Il faut d’abord dénoncer l’extrême hypocrisie de cette leçon de démocratie dispensée par le numéro deux d’une administration Trump qui a gracié plus de 1 500 personnes condamnées pour l’assaut du Capitole du 6 janvier 2021, véritable putsch contre la démocratie américaine. Il faut pointer du doigt la mauvaise foi des leçons de tolérance faites par un haut dirigeant en guerre contre tous les contre-pouvoirs dans son pays, ses leçons de pluralisme alors qu’une chasse aux médias non serviles est engagée aux Etats-Unis et que les journalistes de l’agence AP sont boycottés par la Maison Blanche sous prétexte qu’ils continuent de parler du « golfe du Mexique » que le président a décidé de rebaptiser « golfe de l’Amérique ».
Comment ne pas voir que sa dénonciation des prétendues entorses européennes à la liberté d’expression masque la défense du modèle économique des médias sociaux détenus par ses amis milliardaires qui, en promouvant la confrontation et les fake news, en diffusant la haine, entravent les débats éclairés et sapent précisément la démocratie ? Comment ne pas voir que sous sa conception d’un « free speech » sans limite pointe la promotion d’une idéologie d’extrême droite avide de substituer la loi du plus fort aux politiques de défense des droits sociaux, des femmes et des autres victimes de discriminations ?
Sortir d’urgence de la sidération
En opposant sans cesse la volonté des « gens » (« people ») aux institutions, aux responsables politiques, aux lois et aux juges chargés de les appliquer, en appelant à lever le cordon sanitaire qui écarte l’extrême droite du pouvoir en Allemagne, J. D. Vance fait explicitement la promotion des formations nationalistes, populistes et autoritaires en guerre contre l’Etat de droit sur le Vieux Continent. Son mépris pour les partis modérés s’inscrit dans la volonté trumpiste de diviser pour affaiblir une Europe construite sur le droit afin d’imposer, sous prétexte de défense des libertés, son modèle transactionnel fondé sur la force.

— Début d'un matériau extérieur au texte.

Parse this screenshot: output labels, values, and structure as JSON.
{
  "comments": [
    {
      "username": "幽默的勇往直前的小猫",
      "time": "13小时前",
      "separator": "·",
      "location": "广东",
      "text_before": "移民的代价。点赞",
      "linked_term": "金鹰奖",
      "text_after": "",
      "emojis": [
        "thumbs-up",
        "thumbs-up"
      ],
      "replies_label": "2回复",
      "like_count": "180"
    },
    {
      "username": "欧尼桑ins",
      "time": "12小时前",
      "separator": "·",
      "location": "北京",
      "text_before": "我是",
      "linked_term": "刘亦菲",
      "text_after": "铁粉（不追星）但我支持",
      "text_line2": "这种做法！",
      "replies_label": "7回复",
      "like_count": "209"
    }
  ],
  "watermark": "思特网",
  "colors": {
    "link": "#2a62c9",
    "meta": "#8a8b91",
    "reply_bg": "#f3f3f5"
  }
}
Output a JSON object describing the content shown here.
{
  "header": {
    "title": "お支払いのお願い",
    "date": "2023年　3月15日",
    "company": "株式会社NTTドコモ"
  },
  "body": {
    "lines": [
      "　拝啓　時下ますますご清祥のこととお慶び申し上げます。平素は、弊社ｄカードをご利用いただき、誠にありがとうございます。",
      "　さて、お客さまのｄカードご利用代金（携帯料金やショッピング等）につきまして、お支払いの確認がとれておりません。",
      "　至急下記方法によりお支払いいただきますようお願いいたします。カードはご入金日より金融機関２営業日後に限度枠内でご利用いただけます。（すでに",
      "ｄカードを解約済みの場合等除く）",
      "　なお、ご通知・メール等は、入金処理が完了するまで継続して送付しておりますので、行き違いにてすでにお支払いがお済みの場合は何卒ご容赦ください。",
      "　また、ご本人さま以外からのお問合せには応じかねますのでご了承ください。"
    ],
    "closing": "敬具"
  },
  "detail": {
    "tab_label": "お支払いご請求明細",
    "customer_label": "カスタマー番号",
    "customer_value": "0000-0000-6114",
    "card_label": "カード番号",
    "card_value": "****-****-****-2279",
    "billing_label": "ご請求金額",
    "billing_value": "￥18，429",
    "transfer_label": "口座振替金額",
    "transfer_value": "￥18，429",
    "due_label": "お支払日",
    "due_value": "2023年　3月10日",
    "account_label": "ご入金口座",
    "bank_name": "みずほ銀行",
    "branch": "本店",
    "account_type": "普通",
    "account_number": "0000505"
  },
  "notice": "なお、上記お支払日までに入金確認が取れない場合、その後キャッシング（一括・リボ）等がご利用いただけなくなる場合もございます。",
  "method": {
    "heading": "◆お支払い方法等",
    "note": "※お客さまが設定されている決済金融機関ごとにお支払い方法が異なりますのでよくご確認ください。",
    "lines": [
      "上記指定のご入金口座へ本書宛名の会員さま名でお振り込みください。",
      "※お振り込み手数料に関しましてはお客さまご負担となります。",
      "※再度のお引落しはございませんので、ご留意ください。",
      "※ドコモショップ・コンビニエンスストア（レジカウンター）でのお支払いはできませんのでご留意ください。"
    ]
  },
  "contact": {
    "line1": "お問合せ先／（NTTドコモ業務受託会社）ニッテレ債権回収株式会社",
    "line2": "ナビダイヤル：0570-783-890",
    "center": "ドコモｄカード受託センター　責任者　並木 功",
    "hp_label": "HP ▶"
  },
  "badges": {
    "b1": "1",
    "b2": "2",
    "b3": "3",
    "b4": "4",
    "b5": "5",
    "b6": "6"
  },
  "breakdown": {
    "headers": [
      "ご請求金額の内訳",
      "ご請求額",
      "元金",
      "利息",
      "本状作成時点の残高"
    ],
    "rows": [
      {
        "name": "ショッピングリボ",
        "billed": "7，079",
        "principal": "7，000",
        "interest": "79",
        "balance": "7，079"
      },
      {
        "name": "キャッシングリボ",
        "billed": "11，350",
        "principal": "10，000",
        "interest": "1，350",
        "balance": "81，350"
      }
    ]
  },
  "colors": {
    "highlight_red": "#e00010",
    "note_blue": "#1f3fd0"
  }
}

Face à ces attaques sans précédent, les Européens doivent sortir d’urgence de la sidération. L’expérience des tragédies de l’histoire leur a légué une pratique exigeante des libertés individuelles, en particulier de la liberté d’expression, seulement tempérée par la pénalisation de la diffamation et de l’incitation à la haine, à la violence ou à la discrimination. Ce modèle, garant de nos démocraties libérales, doit être défendu. Il faut se rendre à l’évidence : les Etats-Unis de Trump ne constituent plus une protection mais une menace pour la démocratie en Europe. Le discours de J. D. Vance à Munich, en mêlant chantage sécuritaire et pression politique, est un nouveau signal d’alarme existentiel pour les Européens.